LE ORIGINI DEL PRINCIPIO DI SUSSIDIARIETÀ
L’ importanza del principio di sussidiarietà può essere compreso a partire dal contesto storico-sociale nel quale è sorto:
· la dottrina sociale della Chiesa cattolica romana: si trovano tracce già in autori quali, per esempio, San Tommaso d'Aquino e Dante. In tempi più recenti, di esso parla nella Rerum Novarum (1891) di Leone XIII e, in particolare, nell’enciclica papale Quadragesimo anno di Pio XI (1931)[1]
· il ripensamento dello Stato sociale in Germania negli anni ‘50 e ‘60 del XX secolo, determinato dalla sua crisi e dagli sprechi, dall’elaborazione di strategie alternative all’intervento diretto dello Stato, divenuto nel tempo inefficace in ambito sociale
· i dibattiti politici tesi al raggiungimento soddisfacente degli obiettivi di libertà e democrazia, massima espressione di uno Stato socialmente avanzato, dove l’uomo è al centro dell’attenzione
· Il Trattato di Maastricht (7 febbraio 1992) riconosce che il principio di sussidiarietà è la direttrice fondamentale che guida il processo di formazione dell'Unione Europea[2]
· Art. 118 Cost.: “Le funzioni amministrative sono attribuite ai Comuni salvo che, per assicurarne l'esercizio unitario, siano conferite a Province, Città metropolitane, Regioni e Stato, sulla base dei princìpi di sussidiarietà, differenziazione ed adeguatezza.”

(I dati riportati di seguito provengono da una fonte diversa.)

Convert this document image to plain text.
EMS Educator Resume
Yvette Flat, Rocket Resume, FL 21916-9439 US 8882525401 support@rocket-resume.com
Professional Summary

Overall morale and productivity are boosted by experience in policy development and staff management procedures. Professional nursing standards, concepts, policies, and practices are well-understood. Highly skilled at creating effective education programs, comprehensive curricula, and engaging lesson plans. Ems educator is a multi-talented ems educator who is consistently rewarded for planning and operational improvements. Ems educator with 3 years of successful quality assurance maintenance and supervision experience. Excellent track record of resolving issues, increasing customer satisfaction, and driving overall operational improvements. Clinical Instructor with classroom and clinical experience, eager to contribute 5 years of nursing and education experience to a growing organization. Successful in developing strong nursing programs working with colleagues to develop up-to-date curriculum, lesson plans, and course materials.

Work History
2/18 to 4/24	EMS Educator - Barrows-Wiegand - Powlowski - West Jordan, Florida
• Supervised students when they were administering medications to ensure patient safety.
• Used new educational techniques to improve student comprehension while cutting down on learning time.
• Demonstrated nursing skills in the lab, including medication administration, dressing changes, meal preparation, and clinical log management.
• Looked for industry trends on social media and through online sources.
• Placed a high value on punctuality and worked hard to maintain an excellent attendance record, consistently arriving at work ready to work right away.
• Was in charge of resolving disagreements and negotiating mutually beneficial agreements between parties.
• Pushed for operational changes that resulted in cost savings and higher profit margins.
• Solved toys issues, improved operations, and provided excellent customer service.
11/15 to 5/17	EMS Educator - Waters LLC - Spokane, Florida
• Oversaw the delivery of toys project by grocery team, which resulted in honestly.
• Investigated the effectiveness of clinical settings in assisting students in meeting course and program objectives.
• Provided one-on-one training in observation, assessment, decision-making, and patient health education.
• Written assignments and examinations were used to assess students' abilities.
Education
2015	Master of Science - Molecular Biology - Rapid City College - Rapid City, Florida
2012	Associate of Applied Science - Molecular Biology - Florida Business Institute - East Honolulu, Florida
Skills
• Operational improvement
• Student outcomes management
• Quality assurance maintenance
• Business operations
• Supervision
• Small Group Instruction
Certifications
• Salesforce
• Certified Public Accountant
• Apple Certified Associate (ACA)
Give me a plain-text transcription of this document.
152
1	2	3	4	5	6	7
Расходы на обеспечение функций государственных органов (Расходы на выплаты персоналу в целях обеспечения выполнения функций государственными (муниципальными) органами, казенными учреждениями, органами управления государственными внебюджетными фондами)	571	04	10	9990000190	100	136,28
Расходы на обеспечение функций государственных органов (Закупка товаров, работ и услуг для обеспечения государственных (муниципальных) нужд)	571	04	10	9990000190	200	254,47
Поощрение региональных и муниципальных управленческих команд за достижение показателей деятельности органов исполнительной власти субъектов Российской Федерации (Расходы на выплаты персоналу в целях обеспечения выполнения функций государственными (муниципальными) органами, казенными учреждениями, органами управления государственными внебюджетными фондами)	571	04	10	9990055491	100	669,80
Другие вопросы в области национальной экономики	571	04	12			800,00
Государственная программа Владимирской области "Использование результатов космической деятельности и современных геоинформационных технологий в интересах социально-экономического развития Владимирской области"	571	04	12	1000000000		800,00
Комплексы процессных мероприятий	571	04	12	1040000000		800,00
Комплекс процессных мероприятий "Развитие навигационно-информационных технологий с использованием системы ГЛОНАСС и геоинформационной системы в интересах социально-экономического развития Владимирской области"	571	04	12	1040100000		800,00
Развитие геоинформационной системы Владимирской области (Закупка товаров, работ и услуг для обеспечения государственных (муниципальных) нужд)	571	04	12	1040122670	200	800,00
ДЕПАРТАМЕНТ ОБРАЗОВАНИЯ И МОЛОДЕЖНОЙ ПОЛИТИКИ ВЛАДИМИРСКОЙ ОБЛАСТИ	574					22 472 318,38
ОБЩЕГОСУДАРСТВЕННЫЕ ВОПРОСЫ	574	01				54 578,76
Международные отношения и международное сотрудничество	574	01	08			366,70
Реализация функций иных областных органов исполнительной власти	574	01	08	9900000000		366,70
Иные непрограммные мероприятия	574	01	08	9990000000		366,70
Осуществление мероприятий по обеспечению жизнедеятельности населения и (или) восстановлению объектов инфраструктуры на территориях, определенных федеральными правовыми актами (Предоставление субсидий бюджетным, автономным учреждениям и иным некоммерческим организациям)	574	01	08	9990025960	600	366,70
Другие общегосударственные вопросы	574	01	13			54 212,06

[1] "... siccome non è lecito togliere agli individui ciò che essi possono compiere con le loro forze e l'industria propria per affidarlo alla comunità, così è ingiusto rimettere ad una maggiore e più alta società quello che dalle minori e inferiori comunità si può fare.". Ne deriverebbe "… un grave danno e uno sconvolgimento del retto ordine della società…" poiché "… l'oggetto naturale di qualsiasi intervento della società stessa è quello di aiutare in maniera suppletiva (subsidium afferre) le membra del corpo sociale, non già distruggerle ed assorbirle. " Di conseguenza, "… è necessario che l'autorità suprema dello Stato rimetta ad assemblee minori ed inferiori il disbrigo degli affari e delle cure di minore importanza" […] " per poter "eseguire con più libertà, con più forza ed efficacia le parti che a lei sola spettano [...] di direzione, di vigilanza, di incitamento, di repressione, a seconda dei casi e delle necessità."
[2] All’art. 5/2 il Trattato CE (Trattato istitutivo CEE 1957) recita quanto segue: “Nelle materie che non sono di sua esclusiva competenza, la Comunità agisce quando gli obiettivi dell'azione prevista non possono essere sufficientemente realizzati dagli Stati membri e possono dunque, a motivo delle dimensioni o degli effetti dell'azione in questione, essere realizzati meglio a livello comunitario".